Students from the Atuler village in Sichuan province, China, must scale an 800 metre cliff on rattan ladders in order to get to class. Some of the children are as young as six.

Local authorities have promised to intervene after the publication of the pictures in Chinese media led to an outcry.

Seven people are reported to have died making the journey.

The photos were taken by a staff photographer for the Beijing News, Chen Jie, who followed a party of parents who were picking their children up. The journey requires scrambling over sheer rock faces and using old ladders.

“I was shocked,” the photographer wrote on social media. He said the scene was an “extremely difficult, perilous common experience” which “the heart is still heavy” from.

He added that he used his camera to tell a “thrilling story, eventually to bring about change.”

Despite some progress in recent years, poverty remains rife in China’s rural regions.
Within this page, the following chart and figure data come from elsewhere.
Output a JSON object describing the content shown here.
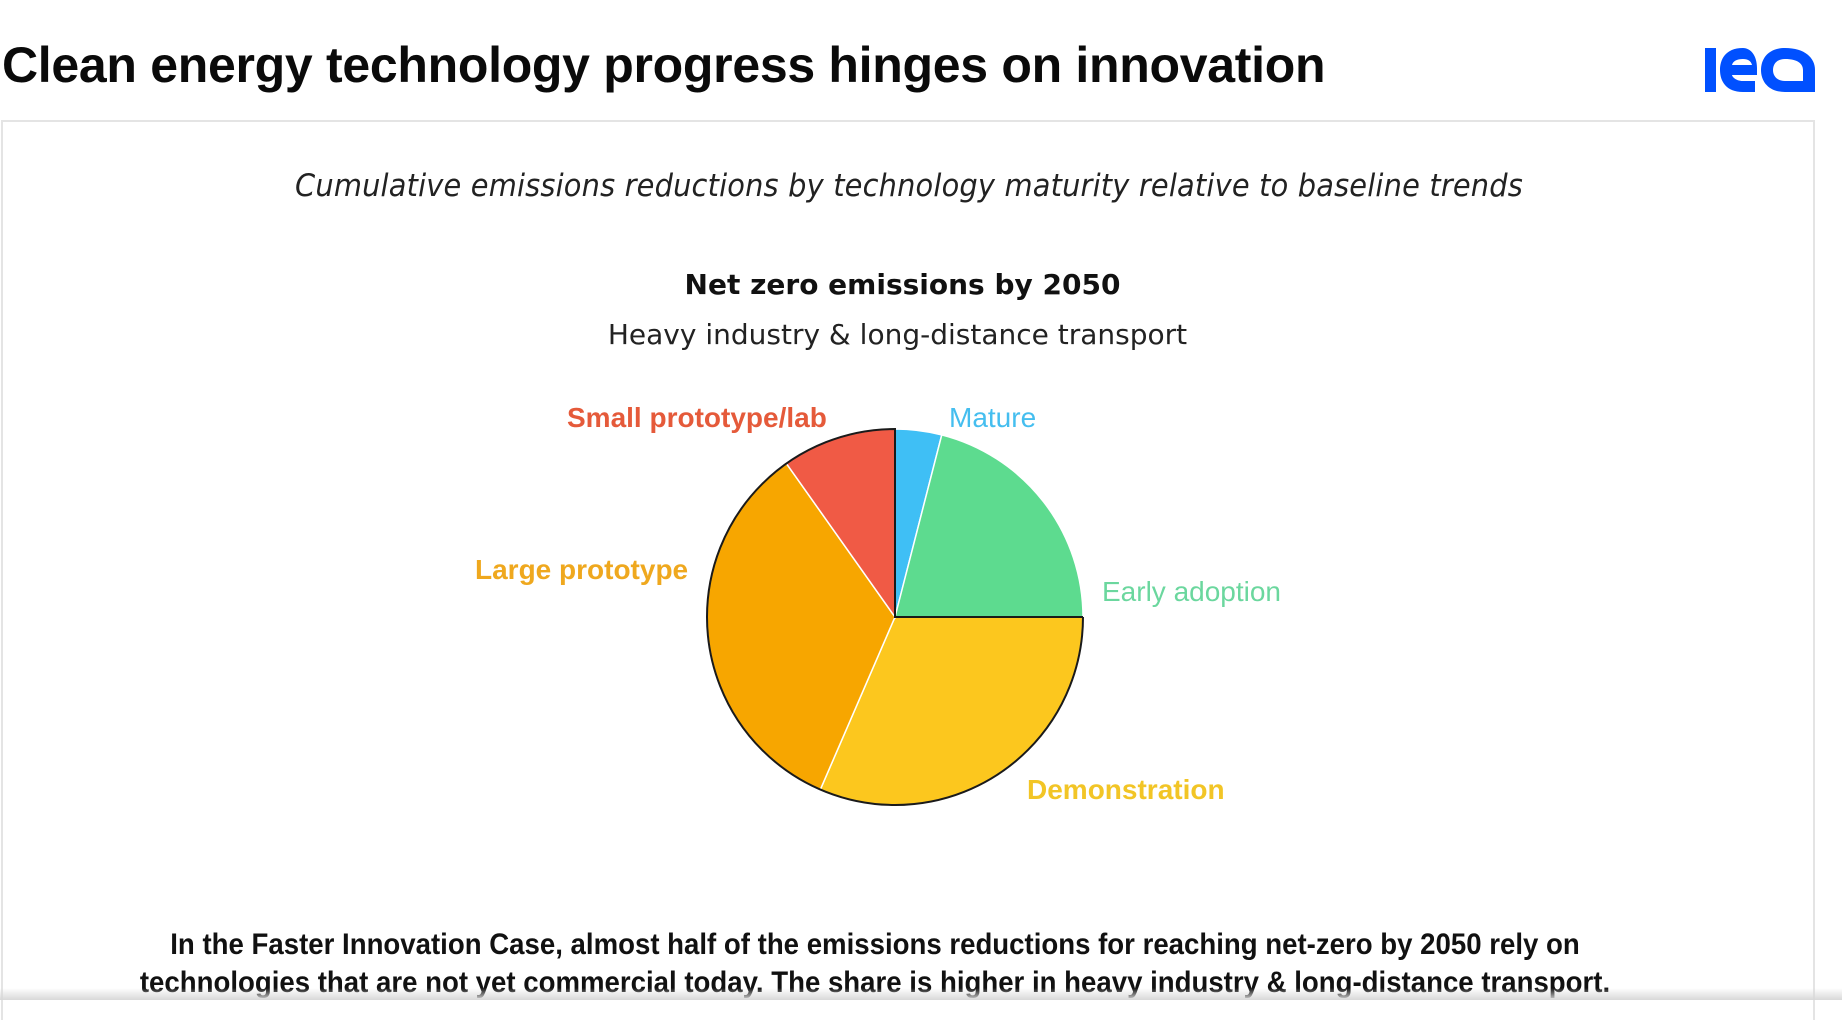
{
  "slide": {
    "title": "Clean energy technology progress hinges on innovation",
    "logo_text": "iea",
    "logo_color": "#0050FF"
  },
  "card": {
    "subtitle": "Cumulative emissions reductions by technology maturity relative to baseline trends",
    "chart_title": "Net zero emissions by 2050",
    "chart_subtitle": "Heavy industry & long-distance transport"
  },
  "labels": {
    "mature": "Mature",
    "early_adoption": "Early adoption",
    "demonstration": "Demonstration",
    "large_prototype": "Large prototype",
    "small_prototype": "Small prototype/lab"
  },
  "caption": {
    "line1": "In the Faster Innovation Case, almost half of the emissions reductions for reaching net-zero by 2050 rely on",
    "line2": "technologies that are not yet commercial today. The share is higher in heavy industry & long-distance transport."
  },
  "chart_data": {
    "type": "pie",
    "title": "Net zero emissions by 2050",
    "subtitle": "Heavy industry & long-distance transport",
    "header": "Cumulative emissions reductions by technology maturity relative to baseline trends",
    "categories": [
      "Mature",
      "Early adoption",
      "Demonstration",
      "Large prototype",
      "Small prototype/lab"
    ],
    "values": [
      4,
      21,
      31.5,
      33.7,
      9.8
    ],
    "unit": "% of cumulative emissions reductions (estimated from slice angles)",
    "colors": [
      "#3FBFF5",
      "#5DDB8F",
      "#FCC71E",
      "#F7A600",
      "#F05A45"
    ],
    "start_angle_deg": 0,
    "direction": "clockwise",
    "legend": "direct slice labels"
  }
}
Some of the village people cannot afford to send their children to the school, while others choose not to for safety reasons.

The children now board at the school, returning home every two weeks.

Constructing a safer route to the school would prove too costly for the local population but since the pictures were published, offers to develop infrastructure have been coming in from all over China.

Mr Jie said he was “very nervous” about the trip and had been warned to be careful by local officials. “It is precisely because they say it is very dangerous that I decided to risk recording this place,” the photographer added. “It provoked my impulse.”